Execution of Company Documents Using Electronic Signatures

A determination made by the Treasurer on 5 May 2020 will have consequences for any Australian companies that sign documents electronically, including not for profit companies.

The practise of signing documents electronically is one that has been widely adopted , despite some uncertainties in the law about the extent to which electronic signatures can be relied upon.

Fortunately, this issue has now been addressed by the Government in order to overcome the challenges physically signing a document poses during the current pandemic. The Corporations (Coronavirus Economic Response) Determination (No. 1) 2020 modifies section 127 of the Corporations Act 2001 (Cth), which is the section that deals with how directors (or a director and the company secretary) can sign documents without using a company seal.

The modifications to the Corporations Act will enable directors and company secretaries to execute documents without a common seal by either:

1. signing a copy or counterpart of the document that is in a physical form (i.e. officeholders sign separate physical copies of the document); or

2. signing an electronic copy or counterpart of the document, provided the following requirements are met:

  • a method is used to identify the person signing the document electronically and their acceptance of the contents of the document;
  • and the method must be as reliable as is appropriate for the purpose for which the company is executing the document;
  • and the electronic copy or counterpart must include the entire contents of the document, but need not include the signature of any other person also signing the document.

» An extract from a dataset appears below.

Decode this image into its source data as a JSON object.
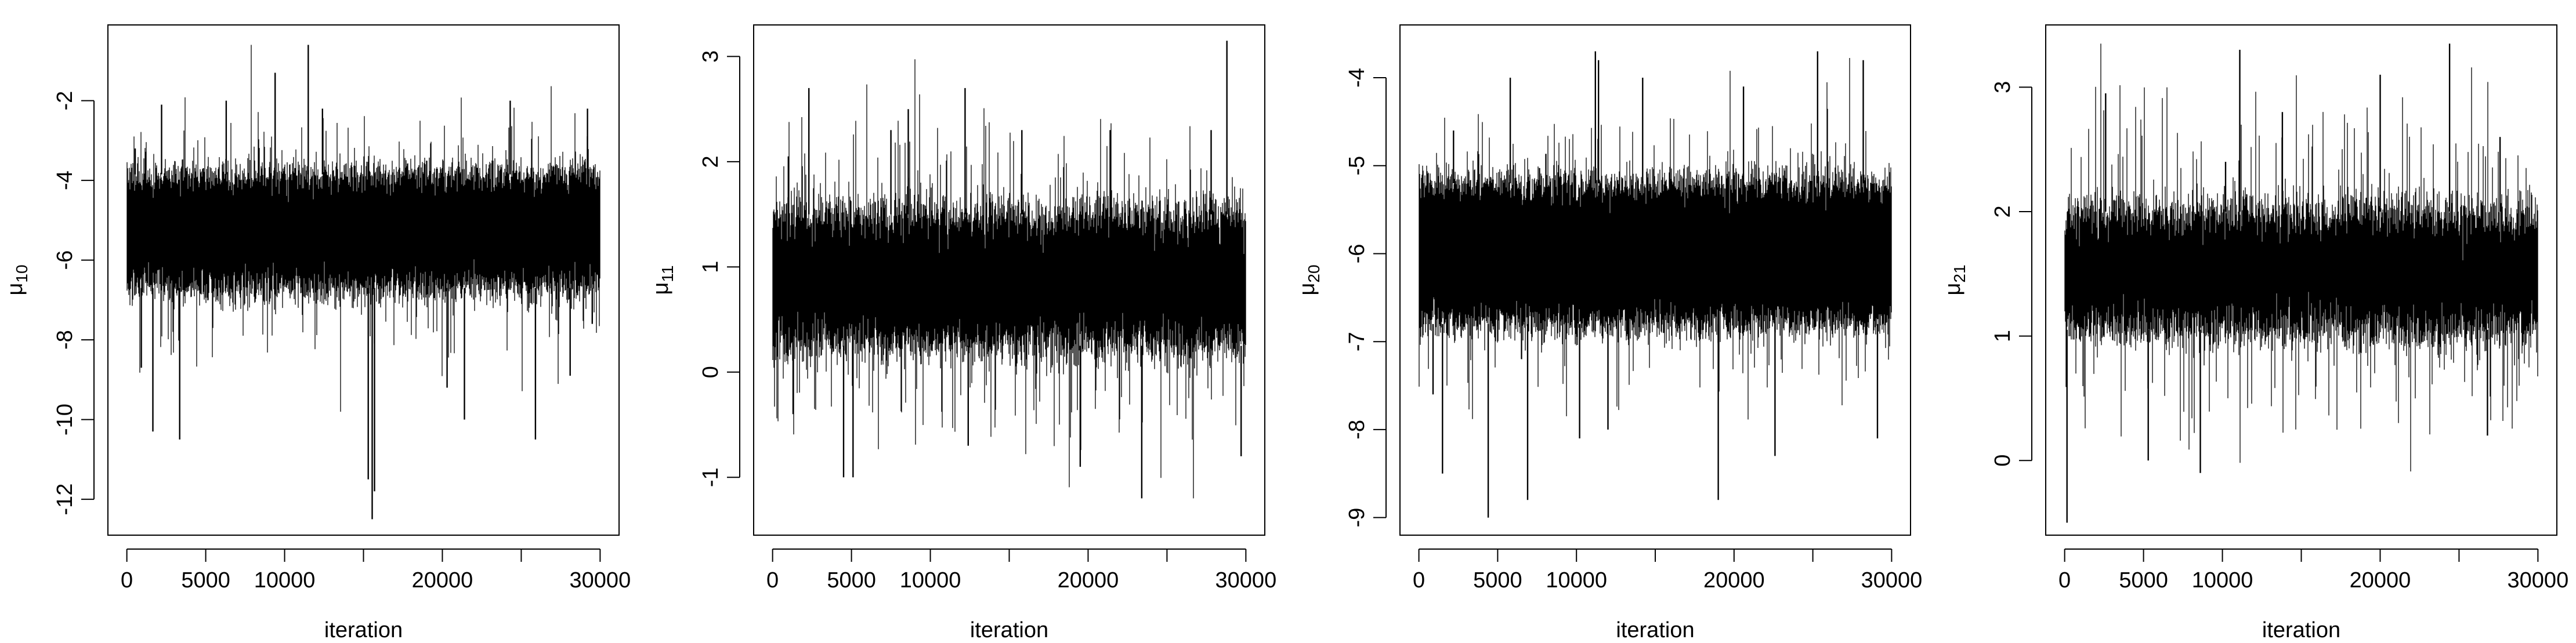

The modifications also confirm that third-parties are entitled to rely on documents that have been signed in counterparts or electronically. However, there are a few important points companies and officeholders should keep in mind:

  • it is not acceptable to simply print and sign a copy of the signing page of a document – each officeholder must sign a separate, full copy of the document; and
  • the modifications do not apply where documents are executed by an individual with delegated authority to sign documents for the company under section 126 of the Act.